The JUnit test class is quite simple and is tested only on JUnit 4.4 or higher. The most important part is the configuration of the Spring test runner, a special class that is used to use a Spring configuration with a JUnit test. All methods should be annotated with @Test. There should be one private property that holds the Hibernate's SessionFactory.
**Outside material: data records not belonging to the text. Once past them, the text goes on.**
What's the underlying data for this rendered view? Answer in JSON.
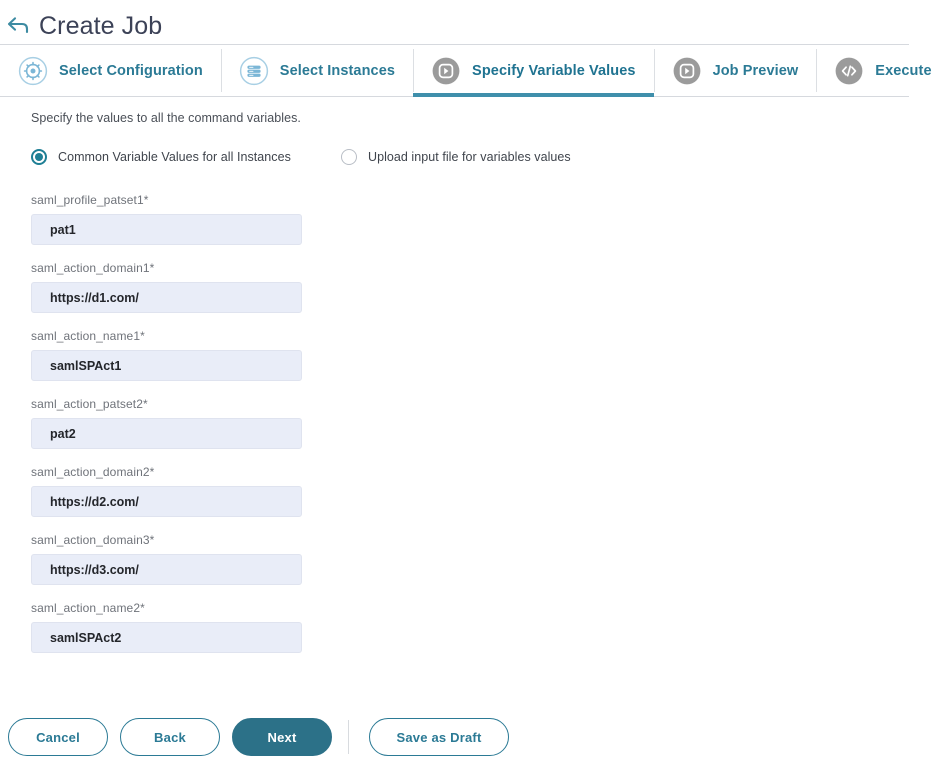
{
  "header": {
    "back_icon": "back-arrow-icon",
    "title": "Create Job"
  },
  "tabs": [
    {
      "label": "Select Configuration",
      "icon": "gear-circle-icon",
      "state": "done"
    },
    {
      "label": "Select Instances",
      "icon": "server-stack-circle-icon",
      "state": "done"
    },
    {
      "label": "Specify Variable Values",
      "icon": "play-square-circle-icon",
      "state": "active"
    },
    {
      "label": "Job Preview",
      "icon": "play-square-circle-icon",
      "state": "upcoming"
    },
    {
      "label": "Execute",
      "icon": "code-brackets-circle-icon",
      "state": "upcoming"
    }
  ],
  "main": {
    "intro": "Specify the values to all the command variables.",
    "options": [
      {
        "label": "Common Variable Values for all Instances",
        "selected": true
      },
      {
        "label": "Upload input file for variables values",
        "selected": false
      }
    ],
    "fields": [
      {
        "label": "saml_profile_patset1*",
        "value": "pat1",
        "placeholder": ""
      },
      {
        "label": "saml_action_domain1*",
        "value": "https://d1.com/",
        "placeholder": ""
      },
      {
        "label": "saml_action_name1*",
        "value": "samlSPAct1",
        "placeholder": ""
      },
      {
        "label": "saml_action_patset2*",
        "value": "pat2",
        "placeholder": ""
      },
      {
        "label": "saml_action_domain2*",
        "value": "https://d2.com/",
        "placeholder": ""
      },
      {
        "label": "saml_action_domain3*",
        "value": "https://d3.com/",
        "placeholder": ""
      },
      {
        "label": "saml_action_name2*",
        "value": "samlSPAct2",
        "placeholder": ""
      }
    ]
  },
  "footer": {
    "cancel": "Cancel",
    "back": "Back",
    "next": "Next",
    "save_draft": "Save as Draft"
  },
  "colors": {
    "accent_teal": "#2b7a95",
    "primary_button": "#2c7188",
    "active_tab_underline": "#3f8fab",
    "input_bg": "#e9edf8",
    "title_text": "#3c4257",
    "inactive_icon_gray": "#9e9e9e"
  }
}
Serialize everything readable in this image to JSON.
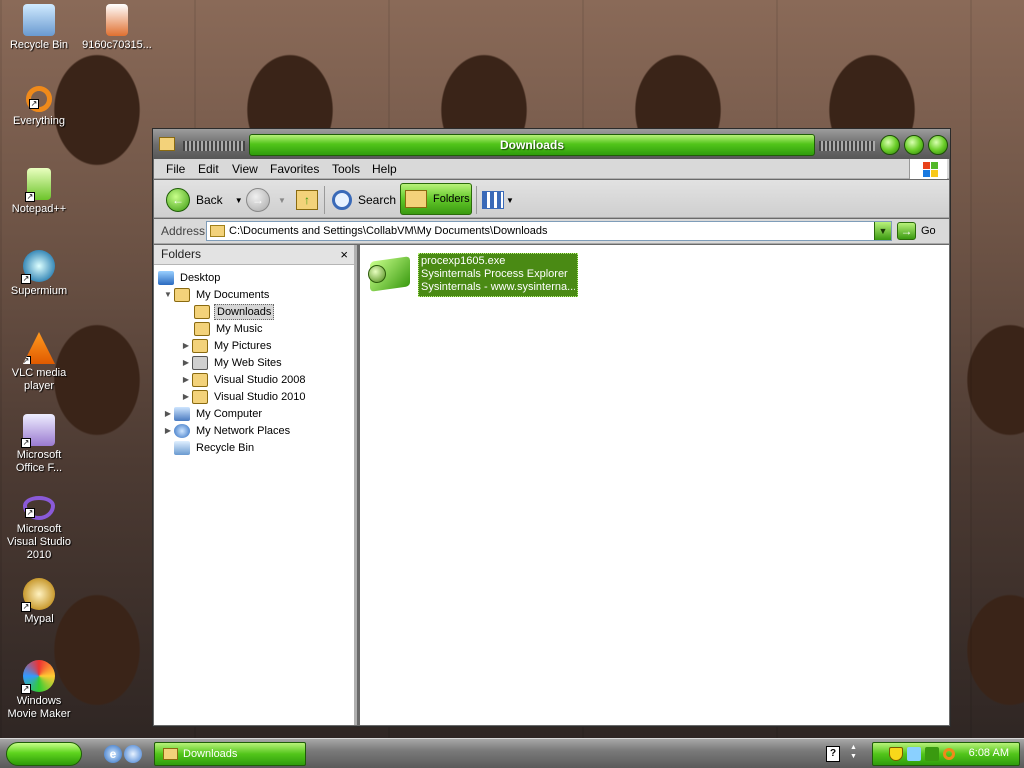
{
  "desktop": {
    "icons": [
      {
        "label": "Recycle Bin",
        "icon": "recycle-bin-icon"
      },
      {
        "label": "9160c70315...",
        "icon": "archive-file-icon"
      },
      {
        "label": "Everything",
        "icon": "everything-search-icon"
      },
      {
        "label": "Notepad++",
        "icon": "notepad-plus-plus-icon"
      },
      {
        "label": "Supermium",
        "icon": "supermium-browser-icon"
      },
      {
        "label": "VLC media player",
        "icon": "vlc-cone-icon"
      },
      {
        "label": "Microsoft Office F...",
        "icon": "office-icon"
      },
      {
        "label": "Microsoft Visual Studio 2010",
        "icon": "visual-studio-icon"
      },
      {
        "label": "Mypal",
        "icon": "mypal-browser-icon"
      },
      {
        "label": "Windows Movie Maker",
        "icon": "movie-maker-icon"
      }
    ]
  },
  "window": {
    "title": "Downloads",
    "menu": [
      "File",
      "Edit",
      "View",
      "Favorites",
      "Tools",
      "Help"
    ],
    "toolbar": {
      "back_label": "Back",
      "search_label": "Search",
      "folders_label": "Folders"
    },
    "address": {
      "label": "Address",
      "value": "C:\\Documents and Settings\\CollabVM\\My Documents\\Downloads",
      "go_label": "Go"
    },
    "folders_pane": {
      "title": "Folders",
      "close": "×",
      "tree": [
        {
          "label": "Desktop",
          "level": 0,
          "expander": ""
        },
        {
          "label": "My Documents",
          "level": 1,
          "expander": "▼"
        },
        {
          "label": "Downloads",
          "level": 2,
          "expander": "",
          "selected": true
        },
        {
          "label": "My Music",
          "level": 2,
          "expander": ""
        },
        {
          "label": "My Pictures",
          "level": 2,
          "expander": "▶"
        },
        {
          "label": "My Web Sites",
          "level": 2,
          "expander": "▶"
        },
        {
          "label": "Visual Studio 2008",
          "level": 2,
          "expander": "▶"
        },
        {
          "label": "Visual Studio 2010",
          "level": 2,
          "expander": "▶"
        },
        {
          "label": "My Computer",
          "level": 1,
          "expander": "▶"
        },
        {
          "label": "My Network Places",
          "level": 1,
          "expander": "▶"
        },
        {
          "label": "Recycle Bin",
          "level": 1,
          "expander": ""
        }
      ]
    },
    "files": [
      {
        "name": "procexp1605.exe",
        "description": "Sysinternals Process Explorer",
        "company": "Sysinternals - www.sysinterna..."
      }
    ]
  },
  "taskbar": {
    "task_label": "Downloads",
    "time": "6:08 AM",
    "help": "?"
  },
  "colors": {
    "accent_green": "#52c51a",
    "selection_green": "#4a8a14"
  }
}
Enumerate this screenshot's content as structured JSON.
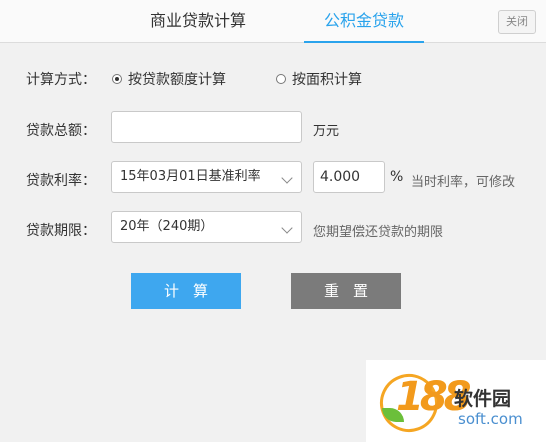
{
  "tabs": {
    "commercial_label": "商业贷款计算",
    "fund_label": "公积金贷款",
    "active": "fund",
    "accent": "#2aa3ec"
  },
  "window": {
    "close_label": "关闭"
  },
  "form": {
    "method": {
      "label": "计算方式：",
      "options": [
        {
          "label": "按贷款额度计算",
          "checked": true
        },
        {
          "label": "按面积计算",
          "checked": false
        }
      ]
    },
    "amount": {
      "label": "贷款总额：",
      "value": "",
      "unit": "万元"
    },
    "rate": {
      "label": "贷款利率：",
      "selected": "15年03月01日基准利率",
      "value": "4.000",
      "unit": "%",
      "hint": "当时利率，可修改"
    },
    "term": {
      "label": "贷款期限：",
      "selected": "20年（240期）",
      "hint": "您期望偿还贷款的期限"
    }
  },
  "buttons": {
    "calculate": "计算",
    "reset": "重置",
    "calculate_color": "#3ea7ef",
    "reset_color": "#7b7b7b"
  },
  "watermark": {
    "number": "188",
    "name": "软件园",
    "site": "soft.com"
  }
}
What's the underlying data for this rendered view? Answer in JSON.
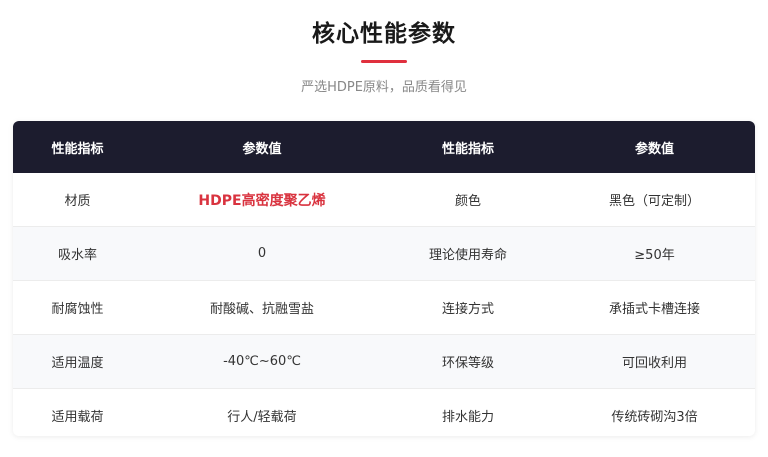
{
  "section": {
    "title": "核心性能参数",
    "subtitle": "严选HDPE原料，品质看得见",
    "accent_color": "#e0303e"
  },
  "table": {
    "headers": [
      "性能指标",
      "参数值",
      "性能指标",
      "参数值"
    ],
    "rows": [
      [
        "材质",
        "HDPE高密度聚乙烯",
        "颜色",
        "黑色（可定制）"
      ],
      [
        "吸水率",
        "0",
        "理论使用寿命",
        "≥50年"
      ],
      [
        "耐腐蚀性",
        "耐酸碱、抗融雪盐",
        "连接方式",
        "承插式卡槽连接"
      ],
      [
        "适用温度",
        "-40℃~60℃",
        "环保等级",
        "可回收利用"
      ],
      [
        "适用载荷",
        "行人/轻载荷",
        "排水能力",
        "传统砖砌沟3倍"
      ]
    ],
    "header_bg": "#1c1c2e",
    "highlight_color": "#d9333f"
  }
}
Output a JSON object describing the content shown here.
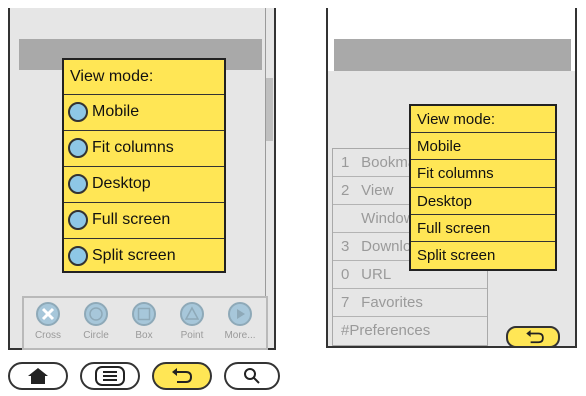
{
  "left_screen": {
    "popup": {
      "title": "View mode:",
      "options": [
        "Mobile",
        "Fit columns",
        "Desktop",
        "Full screen",
        "Split screen"
      ]
    },
    "toolbar": {
      "tools": [
        {
          "label": "Cross",
          "icon": "cross-icon"
        },
        {
          "label": "Circle",
          "icon": "circle-icon"
        },
        {
          "label": "Box",
          "icon": "box-icon"
        },
        {
          "label": "Point",
          "icon": "triangle-icon"
        },
        {
          "label": "More...",
          "icon": "play-icon"
        }
      ]
    }
  },
  "bottom_buttons": [
    {
      "name": "home",
      "icon": "home-icon"
    },
    {
      "name": "menu",
      "icon": "menu-icon"
    },
    {
      "name": "back",
      "icon": "back-arrow-icon"
    },
    {
      "name": "search",
      "icon": "search-icon"
    }
  ],
  "right_screen": {
    "menu_items": [
      {
        "num": "1",
        "label": "Bookmarks"
      },
      {
        "num": "2",
        "label": "View"
      },
      {
        "num": "",
        "label": "Windows"
      },
      {
        "num": "3",
        "label": "Downloads"
      },
      {
        "num": "0",
        "label": "URL"
      },
      {
        "num": "7",
        "label": "Favorites"
      },
      {
        "num": "#",
        "label": "Preferences"
      }
    ],
    "popup": {
      "title": "View mode:",
      "options": [
        "Mobile",
        "Fit columns",
        "Desktop",
        "Full screen",
        "Split screen"
      ]
    }
  },
  "colors": {
    "popup_yellow": "#ffe655",
    "radio_blue": "#8ec7e6",
    "screen_gray": "#e6e6e6",
    "bar_gray": "#a9a9a9"
  }
}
The class structure look as follows:

@Transactional
@RunWith(SpringJUnit4ClassRunner.class)
@ContextConfiguration(locations = { "classpath:/geodb-test-context.xml" })
class GeoDBTest {
    @Resource
    private SessionFactory sessionFactory;

    @Test
    public void testSpatialQuery() {
        Geometry polygon = new WKTReader(new GeometryFactory(new PrecisionModel(), 4326))
                .read("POLYGON((5.5 52.0, 6.0 52.0, 6.0 53.0, 5.5 53.0, 5.5 52.0))");
        Criteria testCriteria = sessionFactory.openSession().createCriteria(package.Entity.class);
        testCriteria.add(SpatialRestrictions.within("geom", polygon));
        List<package.Entity> results = testCriteria.list();

        // Assertions go here...
    }
}

Note that I haven't specified the Entity, but it is presumed that the field "geom" contains the spatial data and is represented by a Geometry type in the entity class.

  1. If you like to test DAO classes that communicate with PostGIS tables, you can use the following SQL query to make the GeoDB SQL syntax compatible with: @CREATE DOMAIN geometry AS BLOB;@

  2. This class can be found in my github repository.

  3. If you use Spring 2.5.x, you have to use JUnit 4.4, otherwise the spring-test package will fail. Spring 3.x can be used with the latest JUnit version without known problems.